Voorts acht de rechtbank van belang dat verdachte niet open is geweest over zijn eigen rol bij de val van [slachtoffer]. Ter terechtzitting heeft verdacht ontkend dat hij [slachtoffer] heeft geraakt. Verdachte is niet recent voor soortgelijke feiten veroordeeld. Gelet op hetgeen hiervoor is overwogen en op de omstandigheid dat het lastig zal zijn om verdachte te motiveren tot een behandeling, oordeelt de rechtbank dat voor de afdoening van de onderhavige zaak – conform de eis van de officier van justitie – een gedeeltelijk voorwaardelijke gevangenisstraf van na te noemen duur passend en geboden is.
6a.
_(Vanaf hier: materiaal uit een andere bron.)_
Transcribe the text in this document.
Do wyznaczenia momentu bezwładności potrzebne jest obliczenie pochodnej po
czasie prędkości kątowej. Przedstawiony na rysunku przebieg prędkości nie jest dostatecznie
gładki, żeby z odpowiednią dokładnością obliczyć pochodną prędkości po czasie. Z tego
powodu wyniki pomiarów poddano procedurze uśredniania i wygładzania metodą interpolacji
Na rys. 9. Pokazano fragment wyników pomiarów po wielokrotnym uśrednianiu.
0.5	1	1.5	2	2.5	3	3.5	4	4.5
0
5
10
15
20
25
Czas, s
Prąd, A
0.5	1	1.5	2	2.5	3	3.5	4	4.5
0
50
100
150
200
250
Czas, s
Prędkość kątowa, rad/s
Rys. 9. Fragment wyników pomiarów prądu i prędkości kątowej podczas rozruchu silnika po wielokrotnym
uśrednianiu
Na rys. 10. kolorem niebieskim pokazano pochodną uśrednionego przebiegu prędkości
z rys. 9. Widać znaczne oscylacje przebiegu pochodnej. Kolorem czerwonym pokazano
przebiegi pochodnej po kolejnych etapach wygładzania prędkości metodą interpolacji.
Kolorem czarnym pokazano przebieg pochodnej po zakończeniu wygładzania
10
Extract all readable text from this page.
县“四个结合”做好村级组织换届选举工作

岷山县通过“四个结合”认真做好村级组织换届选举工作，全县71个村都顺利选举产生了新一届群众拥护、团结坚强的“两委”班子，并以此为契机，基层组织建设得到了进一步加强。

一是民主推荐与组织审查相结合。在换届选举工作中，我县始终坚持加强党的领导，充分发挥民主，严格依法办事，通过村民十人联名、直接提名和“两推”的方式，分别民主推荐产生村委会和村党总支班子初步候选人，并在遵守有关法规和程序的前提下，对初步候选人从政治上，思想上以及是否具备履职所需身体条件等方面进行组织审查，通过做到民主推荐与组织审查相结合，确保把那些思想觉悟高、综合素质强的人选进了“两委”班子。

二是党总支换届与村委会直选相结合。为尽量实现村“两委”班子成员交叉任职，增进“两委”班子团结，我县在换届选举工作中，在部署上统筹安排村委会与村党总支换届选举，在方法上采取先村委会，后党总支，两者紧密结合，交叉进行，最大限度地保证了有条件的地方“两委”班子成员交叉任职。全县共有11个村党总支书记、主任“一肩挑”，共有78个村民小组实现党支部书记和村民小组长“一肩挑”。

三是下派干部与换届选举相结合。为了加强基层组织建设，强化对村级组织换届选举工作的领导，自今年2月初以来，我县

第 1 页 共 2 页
De beoordeling van de civiele vordering(en), alsmede de gevorderde oplegging van de schadevergoedingsmaatregel
De benadeelde partij [slachtoffer] heeft zich in het strafproces gevoegd ter verkrijging van schadevergoeding ter zake van het onder 1 subsidiair bewezenverklaarde feit. Gevorderd wordt een bedrag van € 1194,00.
Het standpunt van de officier van justitie
De officier van justitie heeft gevorderd dat de vordering geheel kan worden toegewezen met oplegging van de schadevergoedingsmaatregel.
Het standpunt van de verdediging
De verdediging heeft zich primair op het standpunt gesteld dat de vordering dient te worden afgewezen althans niet-ontvankelijk dient te worden verklaard, aangezien verdachte naar de mening van de verdediging dient te worden vrijgesproken. Subsidiair heeft de verdediging in geval van een bewezenverklaring bepleit dat de immateriële schade dient te worden afgewezen althans niet-ontvankelijk dient te worden verklaard.
Beoordeling door de rechtbank
De materiële schade van [slachtoffer] is in het geval van een bewezenverklaring niet door de verdediging betwist en zal worden toegewezen.
De verdediging heeft de vordering van [slachtoffer] ten aanzien van de immateriële schade weersproken. Gelet op de bewezenverklaring van de rechtbank en de omstandigheid dat de rechtbank de vordering voldoende onderbouwd acht, zal de rechtbank ook deze schade in haar geheel toewijzen.
Ter meerdere zekerheid voor daadwerkelijke betaling aan de benadeelde partij, zal de rechtbank tevens de schadevergoedingsmaatregel opleggen.
De gevorderde en toegewezen rente/vergoeding voor proceskosten, zijn daar niet bij inbegrepen.
De gevorderde wettelijke rente is toewijsbaar vanaf 27 februari 2013.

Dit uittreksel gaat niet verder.